A church is also at risk of unhealthy growth if it emphasises the appealing inclusiveness of Jesus but loses sight of the exclusiveness inherent in the call for those who follow Jesus – the call to be committed to the godliness, goodness and integrity the gospel is meant to bring to our lives. While Jesus showed his compassion and acceptance by rescuing the woman who was about to be stoned for adultery, he also said to her, “Go and sin no more.”
I hear of some churches who rely on secular selection criteria such as education, age and physical attractiveness when making appointments, while neglecting spiritual aspects of the process. I know a very fine musician who offered to be part of the worship band at a large church. He was turned away because he was overweight and didn’t project the right image. Did this man’s deep longing to use his musical gifts to honour God and lead people to Jesus count for nothing? Elsewhere a musician failed an age limit test: she was over 35!
Throughout history, God has used ordinary people in extraordinary ways to grow his church. They didn’t need impressive qualifications or praise sessions well-crafted for television. They held prayer meetings where they cried out to God, sometimes through the night, until the Spirit fell. That passion and willingness to follow the promptings of the Spirit, whatever the personal cost, is at the heart of healthy church growth.
A focus on slick marketing, professional performances and trendy church buildings may attract a crowd. But is that necessarily healthy growth?
For the church, as for cancer, the key question is not how fast you are growing but what you are growing. Whatever the size of your church, is it reflecting Jesus and what he taught? He shed his blood not only for us but also for the church itself, so that it might be like a pure bride, walking morally and ethically in the goodness and integrity of Jesus himself.

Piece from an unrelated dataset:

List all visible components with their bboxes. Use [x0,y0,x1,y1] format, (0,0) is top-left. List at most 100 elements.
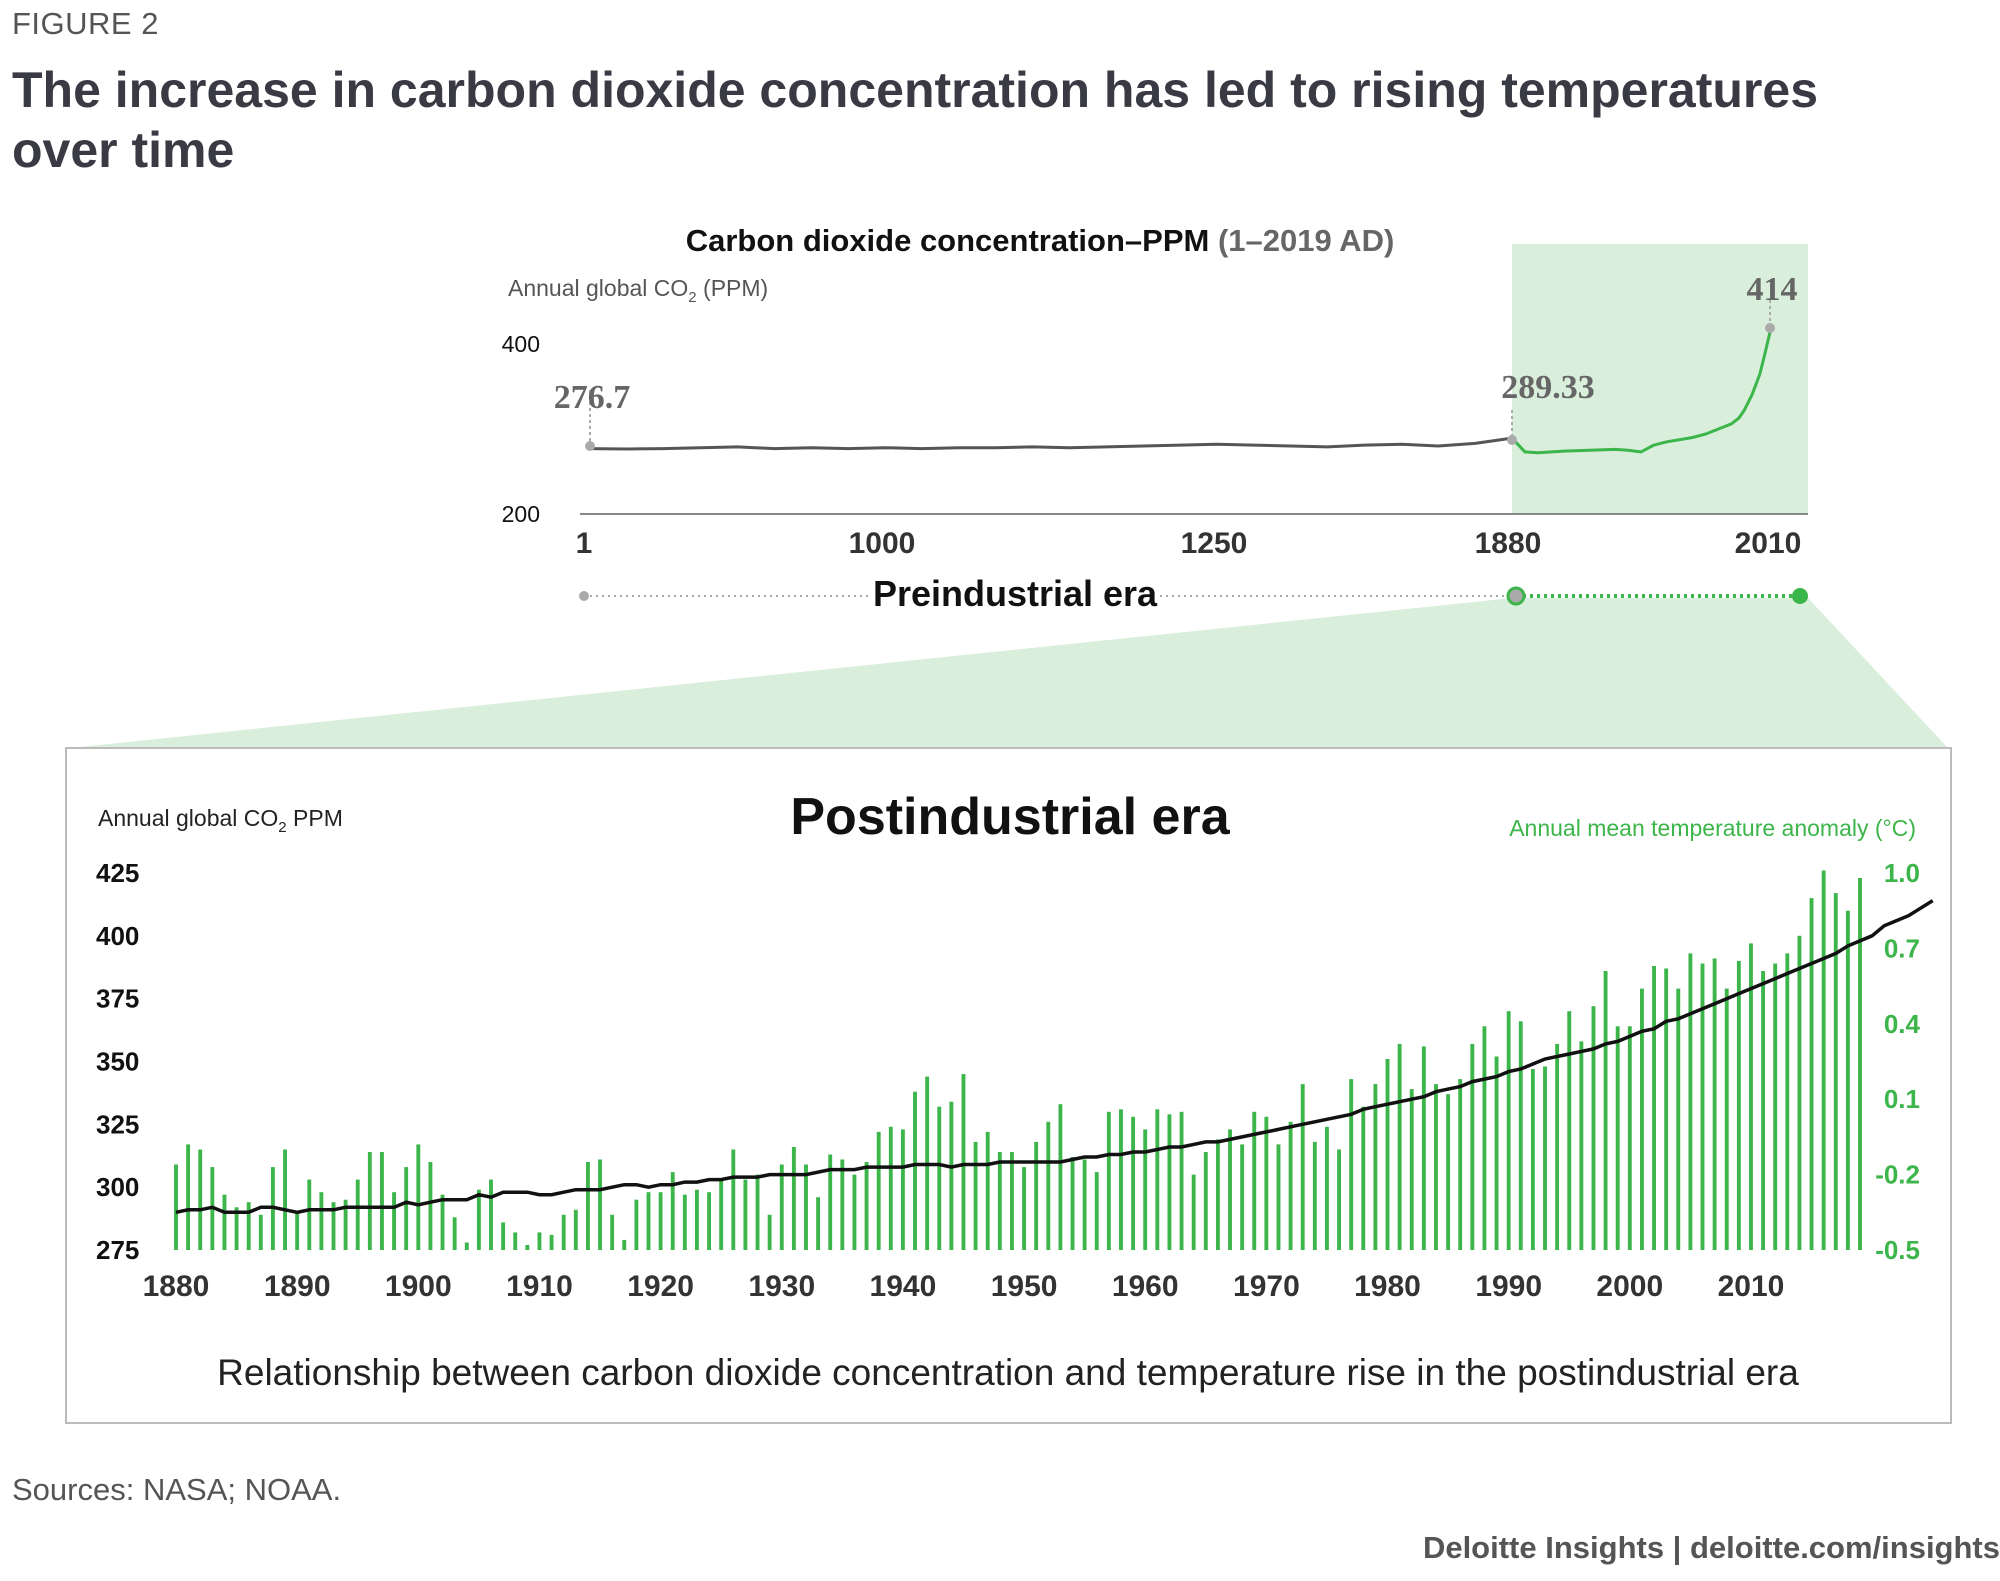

I sometimes wonder whether, despite great growth of so-called Christian movements, we may be observing a departure from New Testament faith more dangerous than any since the time of the Reformation, when house cleaning was required because widespread worldliness had undermined the teaching and practices so clearly demanded by Jesus and his apostolic disciples.
Rev. Dr John Smith was an international speaker, author and founder of God’s Squad Christian Motorcycle Club International, Concern Australia and St Martin’s Community Church in Melbourne.